If you have kids, you know that life as a busy parent is a juggling act at the best of times. Trying to schedule after school activities, keeping up with homework and playdates, and remembering those all-important dental and doctors appointments can leave you feeling frazzled and stretched, no matter how organized you are. So throw a career change into the mix and it can all seem completely overwhelming – but being a busy mom shouldn’t stop you from chasing those dreams and life goals.
If you’re a busy parent and thinking of switching jobs but you’re not sure where to start, relax – we’ve got five top tips to help you on your way to the career of your dreams.
Research Your Chosen Field
The first thing to do is read, read, read – find out absolutely everything you can about the role you’re aiming for, so there are no hidden surprises along the way. A good way to get to grips with a new industry is to read professional journals and publications – your local library will often have a good back-issue stock of these, and otherwise, you can find them available online, or even for sale on secondhand sites such as eBay.
Talking to others already working in your chosen field, like a nurse, is a fantastic way to get insider information, and will also provide you with a head start with those all-important contacts.
Consider The Financial Impact
Switching careers as a busy parent is a big move, and isn’t always necessarily cheap either. Even if you’ve got experience in the field you’re moving into, there’s a big chance you’ll need to start at the bottom and work your way up – which could mean a dramatic salary decrease. Learn about negotiating salary in a recession here. If you’re starting afresh completely, you’ll probably need to study first, which will mean you’ll need to look into not only less incomings, but more outgoings.
Nothing is impossible though; it’s possible that you’ll be entitled to certain grants for your studies, and using careful money-saving tips and budgeting apps will help you get to grips with your new financial situation.
Pocketguard is great for busy parents to prevent overspending; once connected to your bank account, it tracks how much you’re earning, spending and transferring to your savings accounts, and also cleverly searches for better deals on months bills such as TV and internet. Similarly, old favorite Mint tracks your spending and sends you alerts when it looks like you’re going to go over your allotted budget.
Discuss It With The Whole Family
Before busy parents even consider committing to a career change, it’s incredibly important to find out how it’s going to impact on your family.
If you’re the main caregiver, will the job allow for flexible working or part-time hours? Are you likely to need to travel for your new role, and if you are, who is going to take over the parenting duties? Is it likely that you’ll have to factor in additional childcare or help at home? Children are incredibly adaptable, and it’s fairly likely that they’ll be encouraging – if they seem less than enthusiastic, try different ways to get them excited about the changes at home; make sure they know there will be set times that you spend with them, and discuss future trips and holidays. Even the promise to get ice cream together once a week can make the world of difference and is something even a busy parent can make time for!
Similarly, make sure your partner or spouse is on board; they’ll need to be willing to pick up the slack when you’re not available, whether it’s something as simple as doing an extra school drop-off once a week, or taking over completely if you’re away for long periods.

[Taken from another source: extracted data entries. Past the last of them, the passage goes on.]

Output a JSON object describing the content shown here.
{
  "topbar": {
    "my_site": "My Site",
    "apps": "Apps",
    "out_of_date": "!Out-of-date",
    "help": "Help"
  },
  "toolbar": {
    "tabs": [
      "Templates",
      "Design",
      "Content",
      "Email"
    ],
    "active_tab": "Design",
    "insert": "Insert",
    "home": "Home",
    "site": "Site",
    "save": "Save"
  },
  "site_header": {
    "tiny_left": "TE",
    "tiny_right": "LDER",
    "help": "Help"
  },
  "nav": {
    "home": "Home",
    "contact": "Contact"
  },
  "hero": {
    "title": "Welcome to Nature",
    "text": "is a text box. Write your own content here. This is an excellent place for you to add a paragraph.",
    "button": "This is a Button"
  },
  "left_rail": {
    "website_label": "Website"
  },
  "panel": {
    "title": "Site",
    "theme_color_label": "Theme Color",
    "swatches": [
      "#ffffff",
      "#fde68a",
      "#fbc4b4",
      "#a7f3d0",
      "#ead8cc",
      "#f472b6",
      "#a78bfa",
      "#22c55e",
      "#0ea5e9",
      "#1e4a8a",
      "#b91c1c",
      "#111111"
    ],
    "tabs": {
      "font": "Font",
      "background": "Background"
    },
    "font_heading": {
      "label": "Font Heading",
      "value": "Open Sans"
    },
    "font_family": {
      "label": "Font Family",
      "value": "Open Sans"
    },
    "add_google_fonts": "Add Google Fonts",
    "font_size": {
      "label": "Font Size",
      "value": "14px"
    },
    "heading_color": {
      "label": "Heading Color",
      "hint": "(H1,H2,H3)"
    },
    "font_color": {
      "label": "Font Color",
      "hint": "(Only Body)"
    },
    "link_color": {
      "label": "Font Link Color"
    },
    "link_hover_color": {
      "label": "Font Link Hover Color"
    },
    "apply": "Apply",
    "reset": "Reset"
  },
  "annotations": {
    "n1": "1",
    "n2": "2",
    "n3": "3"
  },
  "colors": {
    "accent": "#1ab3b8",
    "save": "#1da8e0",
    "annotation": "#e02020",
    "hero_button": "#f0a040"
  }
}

Look Into Different Study Programs
If you’re aiming to move into an industry where you have absolutely no experience or knowledge, you’re probably going to need to complete at least a short period of study first. Most colleges and universities offer part-time and adult education classes, which range from basic certificates all the way up to bachelor degrees – this does mean that you’ll have to take time out of your day to attend classes, lectures, and seminars though, so that’s something to take into consideration as a busy parent.
Alternatively, distance learning is a great option if you’re not able to fit daytime study into your busy routine – and there are often a greater choice of courses as you can study from your chosen provider from anywhere in the world. You could also consider topping up an existing Honors degree with a masters degree – while you sometimes need to have experience in a similar field, this isn’t always the case. For example, anyone wishing to move into teaching who already has a degree in English or Psychology could take a masters in education distance learning course from the University of Exeter in the UK – even if they were overseas.
Consider Work Experience and Internships
If your financial situation allows, a great way to gain experience in a new industry is by choosing to take part in work experience and internships – while some of these are paid, many are often not, so make sure you do your research before committing to any plans. Finances aside, an internship has a huge amount of benefits for anyone wishing to move into a new role; not only do you get to learn valuable new skills and put them into practice, you also have the chance to work out if it’s a job you would actually enjoy as a busy parent.
You’ll also find yourself receiving important feedback, making some great new professional connections and bolstering your CV at the same time. There are plenty of places online to find work experience in your chosen field; Internship USA lists all current vacancies in a search engine format, and allows you to look for opportunities either by location or industry. You can also contact an employer directly and inquire about any work experience placements they might be offering; be aware though, that competition is often extremely high and you could be added to a lengthy waiting list.